The creation of a College and Workforce Readiness Council, for example, could bring shorter and less expensive degree programs, especially those designed to fill high-need positions.

Also part of the administration’s package is the Wisconsin Wins legislation put forth by State Rep. Mark Honadel, R-South Milwaukee. Part temp-to-hire and part skills training, the program would allow state residents receiving unemployment to take part-time training jobs with employers that potentially could lead to full-time employment, and allow job seekers to get training so they can demonstrate their skills (and ability to pick things up) for prospective employers.

An inspired concept offered by State Rep. Evan Wynn, R-Whitewater, would remove employment barriers for veterans. One hurdle is an initial license fee for certain veterans, and another does not permit military training to fulfill requirements for specific state licenses.

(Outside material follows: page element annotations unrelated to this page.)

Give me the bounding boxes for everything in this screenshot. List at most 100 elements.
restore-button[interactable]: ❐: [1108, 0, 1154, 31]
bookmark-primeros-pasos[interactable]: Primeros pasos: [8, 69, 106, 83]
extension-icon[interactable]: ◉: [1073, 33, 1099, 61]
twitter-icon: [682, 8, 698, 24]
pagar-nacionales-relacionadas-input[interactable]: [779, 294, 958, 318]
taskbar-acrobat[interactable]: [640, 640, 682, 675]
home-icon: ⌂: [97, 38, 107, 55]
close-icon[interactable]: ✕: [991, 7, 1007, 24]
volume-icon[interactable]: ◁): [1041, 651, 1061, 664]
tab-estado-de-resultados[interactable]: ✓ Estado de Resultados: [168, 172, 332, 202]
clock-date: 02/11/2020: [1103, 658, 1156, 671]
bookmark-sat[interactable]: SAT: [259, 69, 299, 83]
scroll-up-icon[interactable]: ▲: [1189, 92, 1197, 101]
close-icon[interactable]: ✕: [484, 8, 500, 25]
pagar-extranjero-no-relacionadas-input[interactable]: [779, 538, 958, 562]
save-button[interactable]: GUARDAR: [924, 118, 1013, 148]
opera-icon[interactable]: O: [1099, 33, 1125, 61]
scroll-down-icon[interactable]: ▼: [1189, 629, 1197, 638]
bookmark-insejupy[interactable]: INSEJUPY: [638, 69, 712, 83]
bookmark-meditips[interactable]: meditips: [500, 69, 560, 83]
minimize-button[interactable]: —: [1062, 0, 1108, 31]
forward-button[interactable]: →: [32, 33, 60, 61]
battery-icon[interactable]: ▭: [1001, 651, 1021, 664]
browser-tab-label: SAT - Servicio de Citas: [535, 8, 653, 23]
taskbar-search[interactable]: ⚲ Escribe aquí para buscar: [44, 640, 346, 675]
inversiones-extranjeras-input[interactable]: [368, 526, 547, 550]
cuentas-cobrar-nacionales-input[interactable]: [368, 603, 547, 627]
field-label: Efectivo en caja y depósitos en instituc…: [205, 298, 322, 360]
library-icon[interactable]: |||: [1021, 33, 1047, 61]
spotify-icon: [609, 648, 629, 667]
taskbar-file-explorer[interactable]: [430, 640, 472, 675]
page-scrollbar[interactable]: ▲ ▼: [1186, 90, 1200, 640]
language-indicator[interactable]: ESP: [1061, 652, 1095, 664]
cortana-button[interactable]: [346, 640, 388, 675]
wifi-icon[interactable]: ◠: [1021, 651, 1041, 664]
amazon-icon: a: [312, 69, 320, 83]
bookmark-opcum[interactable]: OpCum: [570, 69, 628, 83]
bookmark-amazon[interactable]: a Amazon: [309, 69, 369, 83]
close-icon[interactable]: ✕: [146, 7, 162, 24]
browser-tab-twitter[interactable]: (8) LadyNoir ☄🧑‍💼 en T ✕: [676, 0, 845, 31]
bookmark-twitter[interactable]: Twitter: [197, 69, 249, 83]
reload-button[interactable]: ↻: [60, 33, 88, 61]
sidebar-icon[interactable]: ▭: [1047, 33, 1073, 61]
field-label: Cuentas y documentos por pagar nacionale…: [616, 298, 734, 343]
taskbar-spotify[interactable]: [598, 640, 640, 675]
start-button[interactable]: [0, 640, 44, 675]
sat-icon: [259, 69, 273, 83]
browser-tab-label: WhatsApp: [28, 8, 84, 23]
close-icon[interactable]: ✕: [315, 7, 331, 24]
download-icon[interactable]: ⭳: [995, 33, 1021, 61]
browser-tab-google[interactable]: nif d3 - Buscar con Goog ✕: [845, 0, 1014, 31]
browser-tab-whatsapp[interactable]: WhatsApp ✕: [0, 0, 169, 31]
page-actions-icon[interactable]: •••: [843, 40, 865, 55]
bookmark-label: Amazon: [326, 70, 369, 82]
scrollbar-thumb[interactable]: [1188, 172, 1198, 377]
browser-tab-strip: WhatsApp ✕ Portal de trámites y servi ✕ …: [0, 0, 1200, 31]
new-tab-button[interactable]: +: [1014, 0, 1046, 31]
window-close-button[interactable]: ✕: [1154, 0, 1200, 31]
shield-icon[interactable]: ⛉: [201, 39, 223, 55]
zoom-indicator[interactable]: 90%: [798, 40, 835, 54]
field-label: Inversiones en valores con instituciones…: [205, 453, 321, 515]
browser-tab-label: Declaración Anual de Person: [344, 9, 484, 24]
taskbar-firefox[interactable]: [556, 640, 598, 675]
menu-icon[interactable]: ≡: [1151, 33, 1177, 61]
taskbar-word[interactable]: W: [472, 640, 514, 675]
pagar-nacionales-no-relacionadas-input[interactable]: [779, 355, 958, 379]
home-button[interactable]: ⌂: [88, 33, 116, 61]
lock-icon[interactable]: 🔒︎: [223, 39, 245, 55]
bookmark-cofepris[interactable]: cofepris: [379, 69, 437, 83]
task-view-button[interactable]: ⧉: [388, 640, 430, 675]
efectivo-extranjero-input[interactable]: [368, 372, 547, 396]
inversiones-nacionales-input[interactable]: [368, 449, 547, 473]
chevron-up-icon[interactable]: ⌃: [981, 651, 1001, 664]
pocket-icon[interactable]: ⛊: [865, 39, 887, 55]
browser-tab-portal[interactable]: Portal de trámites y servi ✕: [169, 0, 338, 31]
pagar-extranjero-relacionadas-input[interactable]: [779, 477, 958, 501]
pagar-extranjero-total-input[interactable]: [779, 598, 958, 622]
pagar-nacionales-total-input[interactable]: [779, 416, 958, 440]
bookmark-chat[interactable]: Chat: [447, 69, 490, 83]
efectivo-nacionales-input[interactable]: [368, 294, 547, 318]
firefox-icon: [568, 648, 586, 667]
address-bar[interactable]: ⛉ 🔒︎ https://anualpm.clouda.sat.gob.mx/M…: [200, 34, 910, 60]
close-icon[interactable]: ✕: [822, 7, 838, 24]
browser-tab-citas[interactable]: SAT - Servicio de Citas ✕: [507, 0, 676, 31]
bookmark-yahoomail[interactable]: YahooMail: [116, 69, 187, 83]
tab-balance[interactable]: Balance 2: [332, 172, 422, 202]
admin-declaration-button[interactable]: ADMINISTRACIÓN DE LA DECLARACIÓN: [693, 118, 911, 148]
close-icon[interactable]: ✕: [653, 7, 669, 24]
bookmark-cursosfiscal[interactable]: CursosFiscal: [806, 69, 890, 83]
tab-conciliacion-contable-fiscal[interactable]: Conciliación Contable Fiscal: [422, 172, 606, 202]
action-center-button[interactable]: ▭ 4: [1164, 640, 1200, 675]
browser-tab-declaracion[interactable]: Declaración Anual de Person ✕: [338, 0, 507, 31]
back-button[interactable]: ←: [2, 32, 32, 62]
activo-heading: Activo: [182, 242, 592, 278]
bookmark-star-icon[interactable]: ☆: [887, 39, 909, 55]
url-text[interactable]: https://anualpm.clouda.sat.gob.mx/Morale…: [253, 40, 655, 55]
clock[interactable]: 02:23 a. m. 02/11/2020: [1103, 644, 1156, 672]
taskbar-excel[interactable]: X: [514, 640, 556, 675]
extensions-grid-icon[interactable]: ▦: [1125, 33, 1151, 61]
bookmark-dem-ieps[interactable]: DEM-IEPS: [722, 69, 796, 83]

The Governor is directing the Wisconsin Department of Veterans Affairs to partner with Milicruit and create a Wisconsin-specific platform for online veterans job fairs. State agencies in Wisconsin and other Midwest states recently partnered with Milicruit to hold a regional online job fair, which according to preliminary data attracted 2,773 visitors and 34 employers, and generated more than 6,600 online chats and more than 2,500 email exchanges between employers and veterans.

These efforts are long overdue. The unemployment rate among Iraq and Afghanistan veterans is estimated at between 13% and 15%, which is scandalously high.

Finally, Walker offers what will hopefully be a better-coordinated strategy for linking unemployment insurance claimants with expanding businesses. Those “coordinates” include the Department of Workforce Development, which will double the number of job fairs it holds (to about 100) and add staff to assist with re-employment services like training sessions, skills tests and work-readiness certifications, employer matching, and career assistance.

No matter what happens in this recall effort, I would hope that former Dane County Executive Kathleen Falk or Milwaukee Mayor Tom Barrett or whoever emerges to challenge him would maintain and build on this new policy thrust. The same goes for lawmakers of both parties who might have their own ideas to improve on what the administration has spelled out.

When it comes to attacking unemployment, this is no time to be a legislative wallflower, or let the state’s political turmoil create gridlock. For this state, job creation is job one.